LA had more chance of getting away with that because it was multi-centred. Melbourne, with its radial structure, has no chance of making that work. Government and council have to respond to our near-unique COVID experience which has thrust us to the forefront of moving towards a post-capitalist city.
Specifically, and in a sort of loose order:
1. Change the land tax regime to favour small, single businesses — not franchises as it does now. The land tax has killed Melbourne centre as a specialty shopping place. Even shops with freeholds couldn’t make a go of it.
2. Move public and social housing tenants into the city centre. Not only for the housing shortage but because lower-income people give a city life and vibrancy.

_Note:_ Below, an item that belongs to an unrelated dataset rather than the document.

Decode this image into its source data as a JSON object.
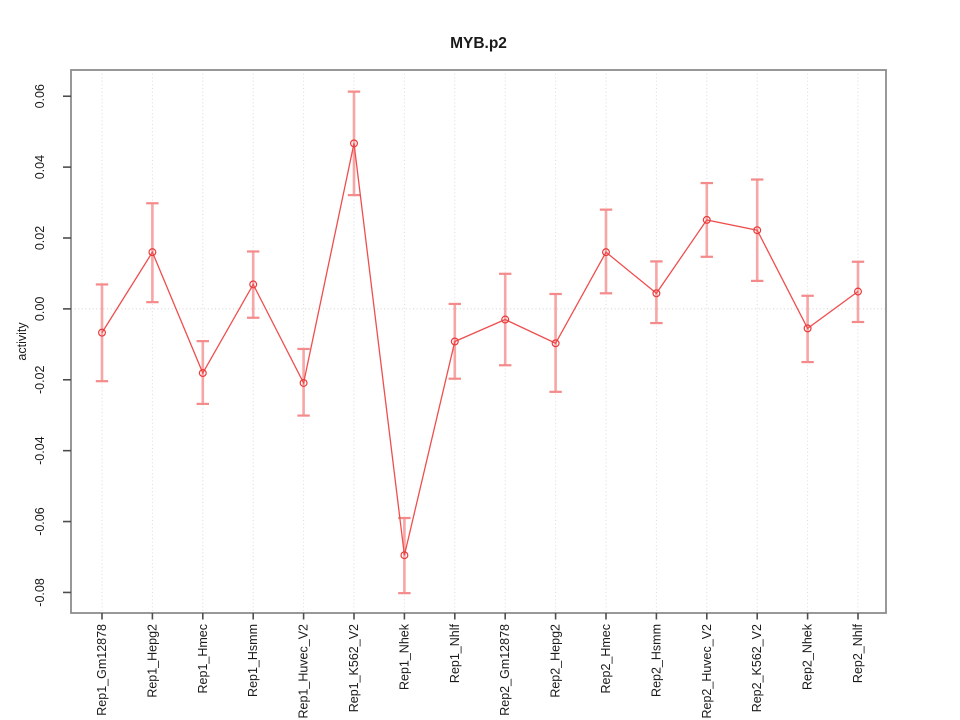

3. Enforce a shop vacancy tax which starts after, say, four months and rises steeply, making it uneconomic for landlords to leave properties empty.
4. Return individual artisans and small workshops to the centre, with subsidies. It would be chickenfeed in the scheme of things, but a working city is enlivened far beyond the spread of cafes and bars.
5. Limit same-brand franchise density. There are 7-Elevens four doors apart in the CBD. Most of them have replaced individual outlets. It is transforming the place into a tedious midwestern nowhere.
6. Enforce street-level interface rules. If you’re going to pull down the architecturally unremarkable six-shop Hub Arcade and the laneway bar beside it, replace it with seven spaces in that or another arrangement — not a closed-off single hotel.
7. Protect architecturally unremarkable streetscapes. We’ve lost too much. There should simply be a reverse of onus for all pre-1945 buildings in the city — developers should need to show why demolishing the building would be no loss, rather than the reverse.
8. Arghhhhh do something about Swanston Street. It’s is the ugliest central city street I’ve seen, and I’ve been to Bucharest.
Both state government and council seem to have lost all capacity for leadership on the matter of the city. They’ve been lulled into the idea that money will save them if they simply pour the concrete. It won’t. Three decades of good work is going down the tunnel.
For Melbourne, winter is not coming. Winter is here.